You’d think that developing Spider-Man games might keep the ransomware criminals at bay, but no.
As reported by Cyber Daily, Insomniac Games, the team behind the Spider-Man and Spider-Man 2 games for PS4 and PS5 appears to have suffered a ransomware attack, being hit by the Rhysida group.
Rhysida has released a screenshots showing a limited subset of material including screenshots from Insomniac’s upcoming game that it is developing based around Marvel’s Wolverine.
The Rhysida Ransomware leak also includes personal data including passport scans of current and ex-Insomniac employees as well as personal data relating to Insomniac’s Peter Parker voice actor, Yuri Lowenthal. The kind of data, in other words, that any business would want to keep private to itself under any circumstances. It’s quite standard for groups like this to release sample data from a set to prove that they have had access, as we saw with the Medibank leak, for example.

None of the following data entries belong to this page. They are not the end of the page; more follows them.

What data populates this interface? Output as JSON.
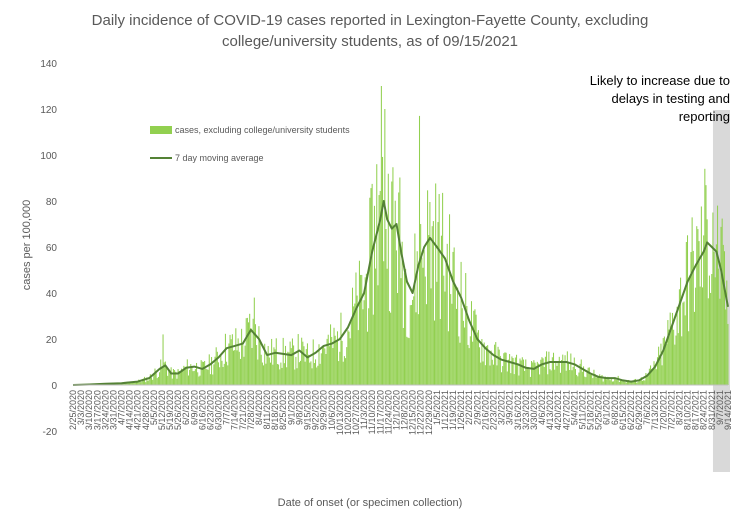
{
  "chart_data": {
    "type": "bar",
    "title_line1": "Daily incidence of COVID-19 cases reported in Lexington-Fayette County, excluding",
    "title_line2": "college/university students, as of 09/15/2021",
    "xlabel": "Date of onset (or specimen collection)",
    "ylabel": "cases per 100,000",
    "ylim": [
      -20,
      140
    ],
    "yticks": [
      -20,
      0,
      20,
      40,
      60,
      80,
      100,
      120,
      140
    ],
    "grid": false,
    "legend_position": "upper-left",
    "start_date": "2020-02-25",
    "end_date": "2021-09-14",
    "x_tick_labels": [
      "2/25/2020",
      "3/3/2020",
      "3/10/2020",
      "3/17/2020",
      "3/24/2020",
      "3/31/2020",
      "4/7/2020",
      "4/14/2020",
      "4/21/2020",
      "4/28/2020",
      "5/5/2020",
      "5/12/2020",
      "5/19/2020",
      "5/26/2020",
      "6/2/2020",
      "6/9/2020",
      "6/16/2020",
      "6/23/2020",
      "6/30/2020",
      "7/7/2020",
      "7/14/2020",
      "7/21/2020",
      "7/28/2020",
      "8/4/2020",
      "8/11/2020",
      "8/18/2020",
      "8/25/2020",
      "9/1/2020",
      "9/8/2020",
      "9/15/2020",
      "9/22/2020",
      "9/29/2020",
      "10/6/2020",
      "10/13/2020",
      "10/20/2020",
      "10/27/2020",
      "11/3/2020",
      "11/10/2020",
      "11/17/2020",
      "11/24/2020",
      "12/1/2020",
      "12/8/2020",
      "12/15/2020",
      "12/22/2020",
      "12/29/2020",
      "1/5/2021",
      "1/12/2021",
      "1/19/2021",
      "1/26/2021",
      "2/2/2021",
      "2/9/2021",
      "2/16/2021",
      "2/23/2021",
      "3/2/2021",
      "3/9/2021",
      "3/16/2021",
      "3/23/2021",
      "3/30/2021",
      "4/6/2021",
      "4/13/2021",
      "4/20/2021",
      "4/27/2021",
      "5/4/2021",
      "5/11/2021",
      "5/18/2021",
      "5/25/2021",
      "6/1/2021",
      "6/8/2021",
      "6/15/2021",
      "6/22/2021",
      "6/29/2021",
      "7/6/2021",
      "7/13/2021",
      "7/20/2021",
      "7/27/2021",
      "8/3/2021",
      "8/10/2021",
      "8/17/2021",
      "8/24/2021",
      "8/31/2021",
      "9/7/2021",
      "9/14/2021"
    ],
    "series": [
      {
        "name": "cases, excluding college/university students",
        "kind": "bar",
        "color": "#92d050"
      },
      {
        "name": "7 day moving average",
        "kind": "line",
        "color": "#548235",
        "points": [
          [
            "2020-02-25",
            0
          ],
          [
            "2020-03-10",
            0.2
          ],
          [
            "2020-03-24",
            0.5
          ],
          [
            "2020-04-07",
            0.8
          ],
          [
            "2020-04-21",
            1.5
          ],
          [
            "2020-05-01",
            3
          ],
          [
            "2020-05-10",
            7
          ],
          [
            "2020-05-15",
            8.5
          ],
          [
            "2020-05-20",
            5
          ],
          [
            "2020-05-26",
            5
          ],
          [
            "2020-06-02",
            7.5
          ],
          [
            "2020-06-09",
            8
          ],
          [
            "2020-06-16",
            7
          ],
          [
            "2020-06-23",
            9
          ],
          [
            "2020-06-30",
            12
          ],
          [
            "2020-07-07",
            16
          ],
          [
            "2020-07-14",
            17
          ],
          [
            "2020-07-21",
            18
          ],
          [
            "2020-07-28",
            24
          ],
          [
            "2020-08-04",
            20
          ],
          [
            "2020-08-11",
            13
          ],
          [
            "2020-08-18",
            14
          ],
          [
            "2020-08-25",
            13.5
          ],
          [
            "2020-09-01",
            13
          ],
          [
            "2020-09-08",
            15
          ],
          [
            "2020-09-15",
            12
          ],
          [
            "2020-09-22",
            14
          ],
          [
            "2020-09-29",
            17
          ],
          [
            "2020-10-06",
            18
          ],
          [
            "2020-10-13",
            20
          ],
          [
            "2020-10-20",
            25
          ],
          [
            "2020-10-27",
            33
          ],
          [
            "2020-11-03",
            40
          ],
          [
            "2020-11-10",
            58
          ],
          [
            "2020-11-17",
            72
          ],
          [
            "2020-11-20",
            80
          ],
          [
            "2020-11-23",
            72
          ],
          [
            "2020-11-27",
            68
          ],
          [
            "2020-12-01",
            70
          ],
          [
            "2020-12-05",
            58
          ],
          [
            "2020-12-10",
            45
          ],
          [
            "2020-12-15",
            40
          ],
          [
            "2020-12-20",
            52
          ],
          [
            "2020-12-25",
            60
          ],
          [
            "2020-12-30",
            64
          ],
          [
            "2021-01-05",
            60
          ],
          [
            "2021-01-12",
            55
          ],
          [
            "2021-01-19",
            45
          ],
          [
            "2021-01-26",
            38
          ],
          [
            "2021-02-02",
            28
          ],
          [
            "2021-02-09",
            20
          ],
          [
            "2021-02-16",
            16
          ],
          [
            "2021-02-23",
            13
          ],
          [
            "2021-03-02",
            11
          ],
          [
            "2021-03-09",
            10
          ],
          [
            "2021-03-16",
            9
          ],
          [
            "2021-03-23",
            7.5
          ],
          [
            "2021-03-30",
            7
          ],
          [
            "2021-04-06",
            9
          ],
          [
            "2021-04-13",
            10
          ],
          [
            "2021-04-20",
            10
          ],
          [
            "2021-04-27",
            10
          ],
          [
            "2021-05-04",
            9
          ],
          [
            "2021-05-11",
            7
          ],
          [
            "2021-05-18",
            5
          ],
          [
            "2021-05-25",
            3.5
          ],
          [
            "2021-06-01",
            3
          ],
          [
            "2021-06-08",
            3
          ],
          [
            "2021-06-15",
            2
          ],
          [
            "2021-06-22",
            1.5
          ],
          [
            "2021-06-29",
            2
          ],
          [
            "2021-07-06",
            4
          ],
          [
            "2021-07-13",
            8
          ],
          [
            "2021-07-20",
            15
          ],
          [
            "2021-07-27",
            25
          ],
          [
            "2021-08-03",
            35
          ],
          [
            "2021-08-10",
            45
          ],
          [
            "2021-08-17",
            52
          ],
          [
            "2021-08-24",
            58
          ],
          [
            "2021-08-27",
            62
          ],
          [
            "2021-08-31",
            60
          ],
          [
            "2021-09-04",
            58
          ],
          [
            "2021-09-08",
            50
          ],
          [
            "2021-09-11",
            42
          ],
          [
            "2021-09-14",
            34
          ]
        ]
      }
    ],
    "annotation": {
      "text_lines": [
        "Likely to increase due to",
        "delays in testing and",
        "reporting"
      ],
      "shade_start": "2021-09-01",
      "shade_end": "2021-09-14",
      "shade_color": "#d9d9d9"
    }
  },
  "colors": {
    "axis": "#bfbfbf",
    "text": "#595959"
  }
}
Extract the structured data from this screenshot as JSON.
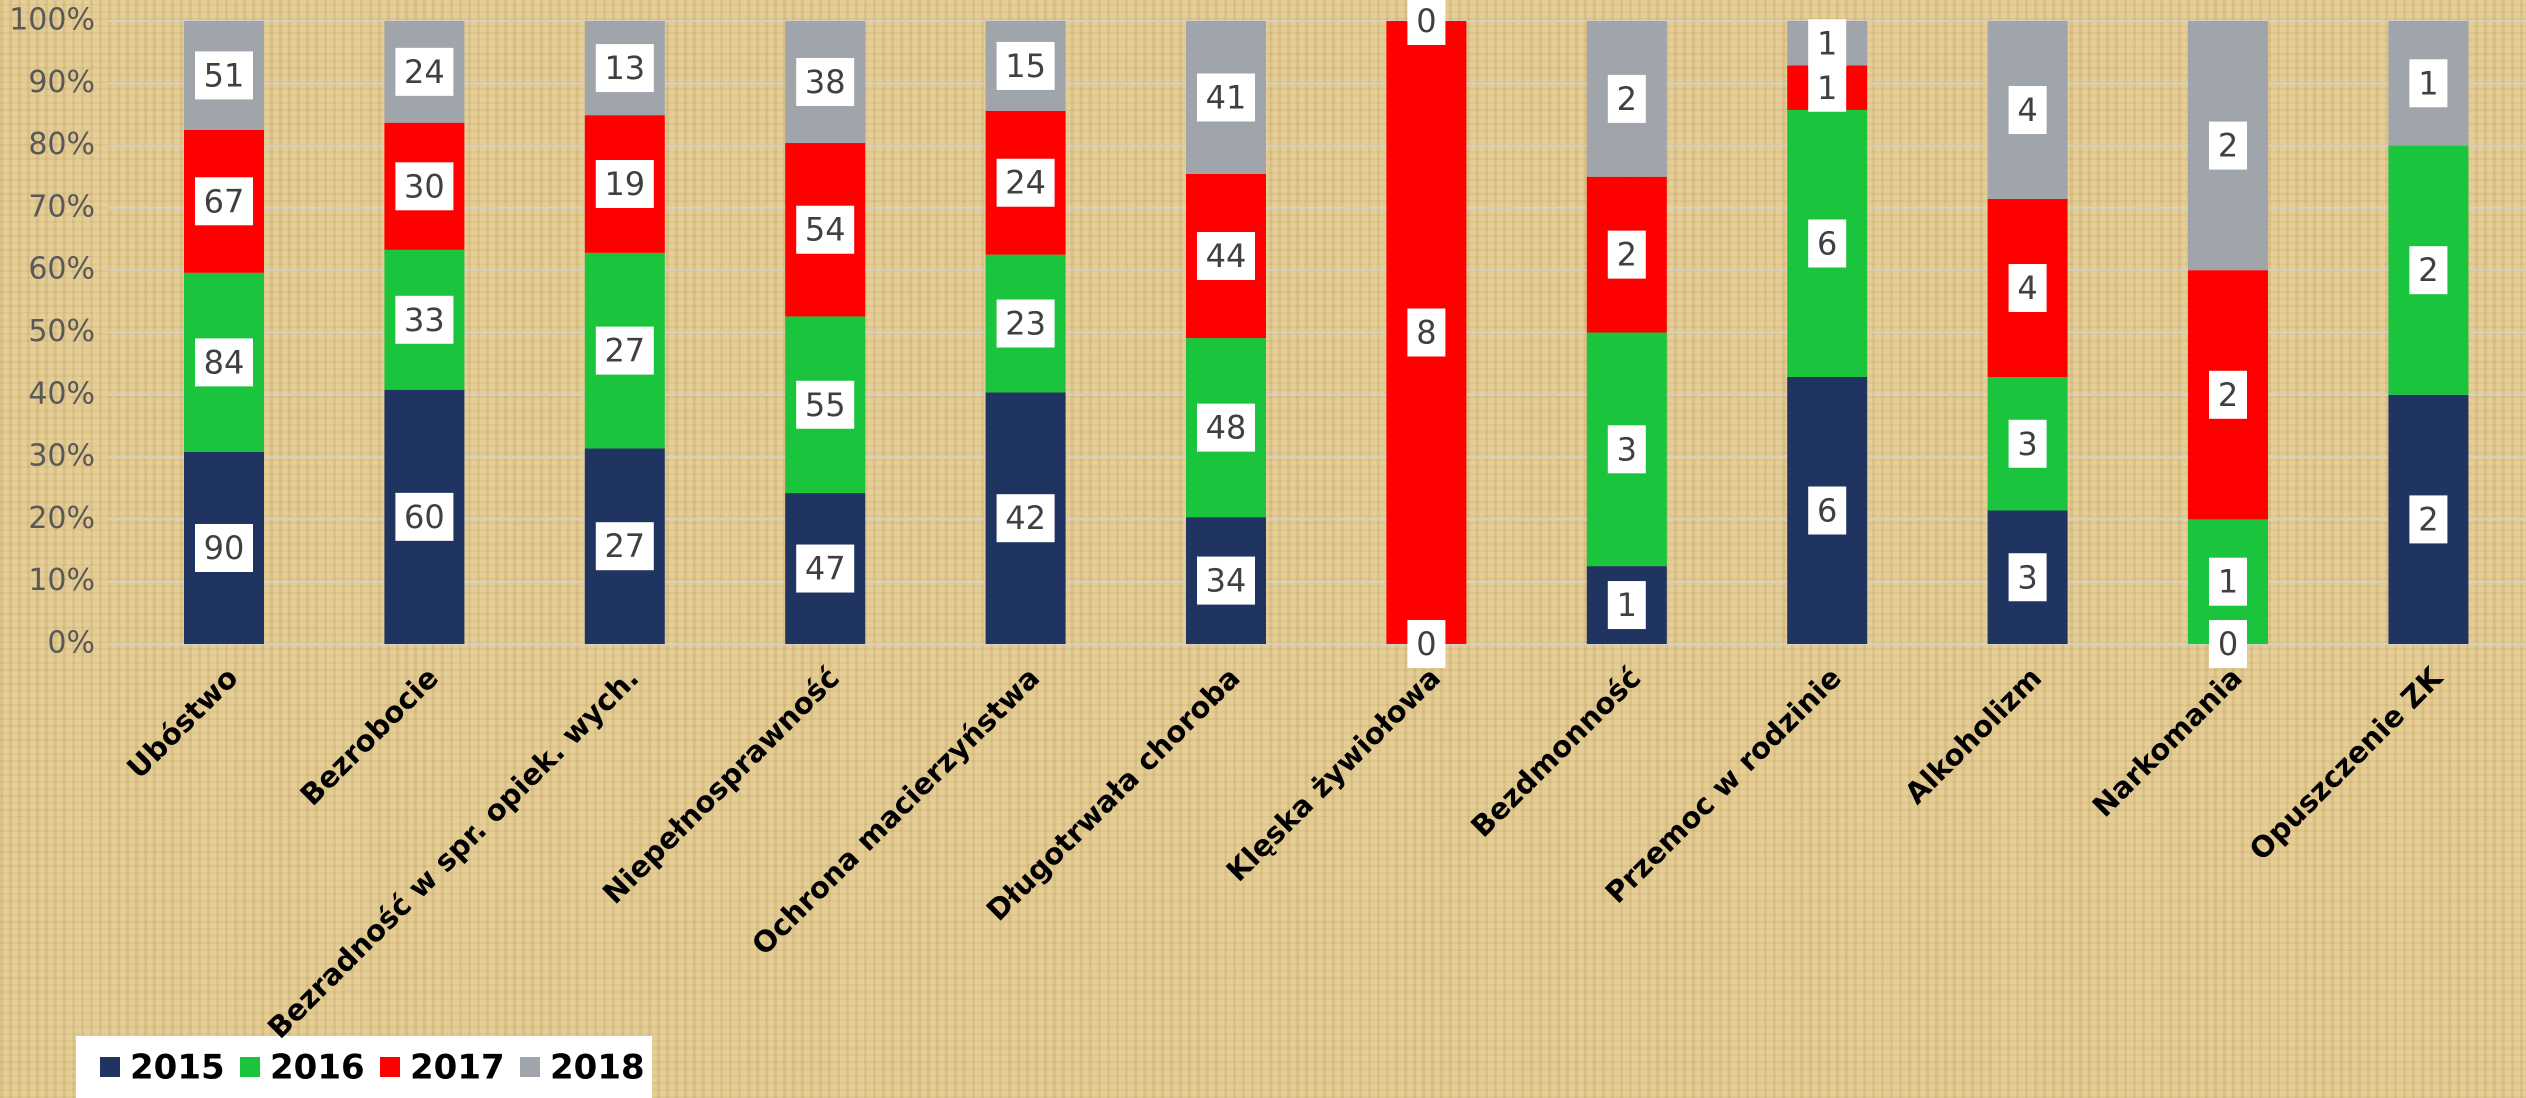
{
  "chart_data": {
    "type": "stacked_percent_bar",
    "categories": [
      "Ubóstwo",
      "Bezrobocie",
      "Bezradność w spr. opiek. wych.",
      "Niepełnosprawność",
      "Ochrona macierzyństwa",
      "Długotrwała choroba",
      "Klęska żywiołowa",
      "Bezdmonność",
      "Przemoc w rodzinie",
      "Alkoholizm",
      "Narkomania",
      "Opuszczenie ZK"
    ],
    "series": [
      {
        "name": "2015",
        "color": "#1f3461",
        "values": [
          90,
          60,
          27,
          47,
          42,
          34,
          0,
          1,
          6,
          3,
          0,
          2
        ]
      },
      {
        "name": "2016",
        "color": "#1ac43c",
        "values": [
          84,
          33,
          27,
          55,
          23,
          48,
          null,
          3,
          6,
          3,
          1,
          2
        ]
      },
      {
        "name": "2017",
        "color": "#ff0000",
        "values": [
          67,
          30,
          19,
          54,
          24,
          44,
          8,
          2,
          1,
          4,
          2,
          null
        ]
      },
      {
        "name": "2018",
        "color": "#a0a4ab",
        "values": [
          51,
          24,
          13,
          38,
          15,
          41,
          0,
          2,
          1,
          4,
          2,
          1
        ]
      }
    ],
    "ylim": [
      0,
      100
    ],
    "yticks": [
      {
        "value": 0,
        "label": "0%"
      },
      {
        "value": 10,
        "label": "10%"
      },
      {
        "value": 20,
        "label": "20%"
      },
      {
        "value": 30,
        "label": "30%"
      },
      {
        "value": 40,
        "label": "40%"
      },
      {
        "value": 50,
        "label": "50%"
      },
      {
        "value": 60,
        "label": "60%"
      },
      {
        "value": 70,
        "label": "70%"
      },
      {
        "value": 80,
        "label": "80%"
      },
      {
        "value": 90,
        "label": "90%"
      },
      {
        "value": 100,
        "label": "100%"
      }
    ],
    "grid": true,
    "legend": "bottom-left"
  }
}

Rhysida’s TOR site claims to have compromised more than 60 businesses since its debut in May this year, so in many ways Insomniac is just one amongst many — but clearly too many. The Rhysida ransomware group has clearly been pretty busy of late, being linked to attacks on the British Library and King Edward VII hospital in London amongst others.
According to the report, the Rhysida group is giving Insomniac a week to respond before it will sell the data to the highest bidder. Rhysida only takes bitcoin for its ransomware payments, with a current asking price converting out to just over US$40,000.
“Open your wallets and be ready to buy exclusive data. We sell only to one hand, no reselling, you will be the only owner!” Rhysida apparently claims on its auction site.
Because if you can’t trust cybercriminals to honour a deal, who can you trust?